Ignacio

Personal information
- Nationality: Chile
- Born: 15 September 1987 (age 38) Santiago, Chile
- Height: 1.82 m (5 ft 11+1⁄2 in)
- Weight: 80 kg (176 lb)

Sport
- Sport: Athletics
- Event: Javelin throw
- College team: WKU
- Coached by: Esteban Sosa and Jarret Murphy
- Retired: 2015

Achievements and titles
- Olympic finals: Semifinalist at the 2008 Beijing Olympics
- World finals: Competed in two World Championships
- National finals: National Record (All categories)
- Highest world ranking: Ranked Number One in South America (2008), Number 9 in the World (May 2011), and was the best Ibero-American athlete at the 2008 Beijing Olympics.
- Personal bests: Javelin throw: 78.69 m (2011, FL, USA)

Medal record
Representing Chile
South American Games
| Bronze medal – third place | 2006 Buenos Aires | Javelin throw |

= Ignacio Guerra =

Chilean javelin thrower

Ignacio Guerra Martorell (born 15 September 1987) is a Chilean retired track and field athlete who competed in the javelin throw. He set both a national record and a personal best throw of 78.69 metres, by finishing first at Florida Relays and APSU Governors Invitational in Gainesville, Florida.

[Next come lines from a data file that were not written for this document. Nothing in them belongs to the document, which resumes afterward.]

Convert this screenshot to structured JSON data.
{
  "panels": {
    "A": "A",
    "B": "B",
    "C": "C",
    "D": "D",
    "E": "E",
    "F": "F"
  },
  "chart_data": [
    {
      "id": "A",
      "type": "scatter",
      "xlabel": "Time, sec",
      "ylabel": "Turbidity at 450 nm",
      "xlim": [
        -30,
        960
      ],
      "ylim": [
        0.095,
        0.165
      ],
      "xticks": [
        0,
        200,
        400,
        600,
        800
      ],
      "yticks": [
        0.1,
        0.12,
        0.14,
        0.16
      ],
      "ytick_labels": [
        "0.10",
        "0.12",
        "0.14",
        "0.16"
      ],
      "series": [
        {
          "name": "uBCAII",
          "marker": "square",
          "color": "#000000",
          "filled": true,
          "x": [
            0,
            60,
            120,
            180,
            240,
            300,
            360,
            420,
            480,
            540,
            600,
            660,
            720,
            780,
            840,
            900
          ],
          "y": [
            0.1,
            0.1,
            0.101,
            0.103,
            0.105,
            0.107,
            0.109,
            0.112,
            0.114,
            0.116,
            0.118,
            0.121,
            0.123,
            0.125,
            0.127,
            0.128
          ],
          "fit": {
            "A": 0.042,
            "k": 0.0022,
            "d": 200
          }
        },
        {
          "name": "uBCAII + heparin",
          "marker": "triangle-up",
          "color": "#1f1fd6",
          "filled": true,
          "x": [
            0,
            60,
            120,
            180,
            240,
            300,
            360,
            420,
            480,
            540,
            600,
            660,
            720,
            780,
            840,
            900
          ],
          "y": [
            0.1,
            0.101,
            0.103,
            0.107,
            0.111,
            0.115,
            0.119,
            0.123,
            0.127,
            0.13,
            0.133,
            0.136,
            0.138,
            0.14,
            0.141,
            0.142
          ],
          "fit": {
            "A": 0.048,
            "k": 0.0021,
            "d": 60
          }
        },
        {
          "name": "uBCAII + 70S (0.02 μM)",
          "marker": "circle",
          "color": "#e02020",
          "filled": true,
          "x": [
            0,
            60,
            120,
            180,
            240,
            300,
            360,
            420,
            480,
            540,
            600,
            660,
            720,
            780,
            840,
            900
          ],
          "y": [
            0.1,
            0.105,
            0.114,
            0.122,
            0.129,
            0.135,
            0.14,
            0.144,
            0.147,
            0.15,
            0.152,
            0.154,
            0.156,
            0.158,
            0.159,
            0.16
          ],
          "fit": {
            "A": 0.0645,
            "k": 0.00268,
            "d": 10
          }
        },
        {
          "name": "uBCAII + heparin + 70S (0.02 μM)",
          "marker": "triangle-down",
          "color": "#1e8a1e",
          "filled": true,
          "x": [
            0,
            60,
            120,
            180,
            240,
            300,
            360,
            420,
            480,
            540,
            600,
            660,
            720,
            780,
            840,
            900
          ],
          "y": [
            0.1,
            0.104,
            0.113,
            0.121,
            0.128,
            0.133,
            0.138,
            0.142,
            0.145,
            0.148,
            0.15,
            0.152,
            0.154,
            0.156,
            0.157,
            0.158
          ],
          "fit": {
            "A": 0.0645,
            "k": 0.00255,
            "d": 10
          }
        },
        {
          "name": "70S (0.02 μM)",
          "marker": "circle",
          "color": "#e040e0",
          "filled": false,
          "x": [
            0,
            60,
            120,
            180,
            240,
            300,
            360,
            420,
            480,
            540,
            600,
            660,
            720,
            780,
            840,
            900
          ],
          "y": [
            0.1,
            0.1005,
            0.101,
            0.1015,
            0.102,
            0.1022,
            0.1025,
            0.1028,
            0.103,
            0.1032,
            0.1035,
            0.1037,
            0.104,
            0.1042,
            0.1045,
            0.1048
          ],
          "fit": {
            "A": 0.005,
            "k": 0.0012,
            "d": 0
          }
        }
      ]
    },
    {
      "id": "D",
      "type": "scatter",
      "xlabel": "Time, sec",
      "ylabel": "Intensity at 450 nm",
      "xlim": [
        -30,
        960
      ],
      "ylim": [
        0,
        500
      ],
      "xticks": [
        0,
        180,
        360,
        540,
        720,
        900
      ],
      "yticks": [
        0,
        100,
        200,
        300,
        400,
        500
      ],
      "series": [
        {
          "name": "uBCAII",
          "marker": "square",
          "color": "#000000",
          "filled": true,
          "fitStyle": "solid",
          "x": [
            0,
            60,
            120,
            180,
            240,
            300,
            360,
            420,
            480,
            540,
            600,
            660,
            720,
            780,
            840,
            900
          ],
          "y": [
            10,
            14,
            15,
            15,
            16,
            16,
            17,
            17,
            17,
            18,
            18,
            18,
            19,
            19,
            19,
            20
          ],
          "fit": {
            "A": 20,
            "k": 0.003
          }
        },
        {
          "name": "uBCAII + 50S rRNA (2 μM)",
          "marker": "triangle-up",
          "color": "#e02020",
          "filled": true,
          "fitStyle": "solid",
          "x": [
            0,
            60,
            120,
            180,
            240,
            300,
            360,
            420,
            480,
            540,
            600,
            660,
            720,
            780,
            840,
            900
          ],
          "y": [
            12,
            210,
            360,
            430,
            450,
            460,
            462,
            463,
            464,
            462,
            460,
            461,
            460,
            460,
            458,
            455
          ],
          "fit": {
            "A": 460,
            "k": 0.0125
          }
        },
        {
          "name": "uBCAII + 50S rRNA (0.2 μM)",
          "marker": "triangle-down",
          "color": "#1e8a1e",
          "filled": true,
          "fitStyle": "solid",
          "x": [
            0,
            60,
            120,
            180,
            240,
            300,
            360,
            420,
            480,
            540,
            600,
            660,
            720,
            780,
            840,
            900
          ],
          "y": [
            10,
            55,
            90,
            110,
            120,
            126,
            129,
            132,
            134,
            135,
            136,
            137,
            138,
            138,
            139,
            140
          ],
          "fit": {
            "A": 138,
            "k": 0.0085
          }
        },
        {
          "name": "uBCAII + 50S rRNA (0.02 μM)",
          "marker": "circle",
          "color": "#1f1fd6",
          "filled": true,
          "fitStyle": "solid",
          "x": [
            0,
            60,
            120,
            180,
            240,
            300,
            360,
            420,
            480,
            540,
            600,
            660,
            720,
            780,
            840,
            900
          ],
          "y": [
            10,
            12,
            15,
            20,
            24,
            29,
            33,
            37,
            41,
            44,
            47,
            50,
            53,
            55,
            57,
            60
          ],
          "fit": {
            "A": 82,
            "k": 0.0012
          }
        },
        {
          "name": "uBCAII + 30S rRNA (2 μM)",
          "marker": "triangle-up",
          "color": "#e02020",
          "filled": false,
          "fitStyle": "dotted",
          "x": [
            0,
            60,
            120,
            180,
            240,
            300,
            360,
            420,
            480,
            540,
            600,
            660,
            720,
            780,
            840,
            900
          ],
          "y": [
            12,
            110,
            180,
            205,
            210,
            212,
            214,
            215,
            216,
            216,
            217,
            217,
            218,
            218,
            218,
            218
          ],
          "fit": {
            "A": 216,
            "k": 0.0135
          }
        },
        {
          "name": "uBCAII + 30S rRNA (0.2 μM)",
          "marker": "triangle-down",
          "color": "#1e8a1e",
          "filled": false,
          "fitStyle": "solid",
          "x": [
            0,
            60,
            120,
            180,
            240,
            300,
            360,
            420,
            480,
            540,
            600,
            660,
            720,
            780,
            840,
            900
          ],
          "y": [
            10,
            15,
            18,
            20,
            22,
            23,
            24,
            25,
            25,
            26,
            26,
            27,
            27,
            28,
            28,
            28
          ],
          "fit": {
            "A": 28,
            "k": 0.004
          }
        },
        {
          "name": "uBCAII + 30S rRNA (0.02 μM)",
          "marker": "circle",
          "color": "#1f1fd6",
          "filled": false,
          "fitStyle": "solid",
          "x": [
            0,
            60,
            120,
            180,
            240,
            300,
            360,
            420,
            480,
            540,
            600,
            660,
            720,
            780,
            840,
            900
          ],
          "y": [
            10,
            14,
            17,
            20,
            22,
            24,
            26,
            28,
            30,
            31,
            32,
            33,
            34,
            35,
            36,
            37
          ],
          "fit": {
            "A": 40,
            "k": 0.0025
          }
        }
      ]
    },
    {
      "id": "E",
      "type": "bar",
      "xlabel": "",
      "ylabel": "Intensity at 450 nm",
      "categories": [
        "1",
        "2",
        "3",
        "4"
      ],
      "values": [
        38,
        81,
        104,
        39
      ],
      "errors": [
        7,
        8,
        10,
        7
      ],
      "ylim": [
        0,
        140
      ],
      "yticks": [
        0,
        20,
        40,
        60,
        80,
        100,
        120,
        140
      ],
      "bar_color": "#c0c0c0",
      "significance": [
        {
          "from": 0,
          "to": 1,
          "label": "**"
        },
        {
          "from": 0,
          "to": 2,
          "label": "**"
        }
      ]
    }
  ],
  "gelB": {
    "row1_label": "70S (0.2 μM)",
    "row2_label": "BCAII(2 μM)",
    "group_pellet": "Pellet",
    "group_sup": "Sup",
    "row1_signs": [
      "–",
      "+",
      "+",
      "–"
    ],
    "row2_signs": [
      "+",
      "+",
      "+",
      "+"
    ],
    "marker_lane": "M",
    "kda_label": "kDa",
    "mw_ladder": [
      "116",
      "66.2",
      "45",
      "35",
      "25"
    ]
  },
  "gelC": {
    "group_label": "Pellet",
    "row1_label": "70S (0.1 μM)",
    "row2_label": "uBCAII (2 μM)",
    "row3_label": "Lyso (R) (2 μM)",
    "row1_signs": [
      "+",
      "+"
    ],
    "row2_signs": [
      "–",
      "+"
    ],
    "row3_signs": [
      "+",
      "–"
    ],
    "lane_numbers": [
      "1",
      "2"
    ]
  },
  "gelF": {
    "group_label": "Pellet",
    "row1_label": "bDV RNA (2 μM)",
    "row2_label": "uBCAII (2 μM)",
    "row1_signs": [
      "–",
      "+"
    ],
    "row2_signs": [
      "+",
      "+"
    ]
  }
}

Guerra represented Chile at the 2008 Summer Olympics in Beijing, where he competed for the men's javelin throw. He performed a best throw of 73.03 metres from his third and final attempt, but fell short in his bid for the twelve-man final, as he placed twenty-fourth overall in the qualifying rounds.

Guerra is also a member of the track and field team for the WKU Hilltoppers, and also, a graduate of Marketing and Sales at the Western Kentucky University in Bowling Green, Kentucky.

Guerra retired from the javelin throw in 2015, after more than 20 years in the sport. He is currently Export Manager of Via Wines and Director of FreshWater.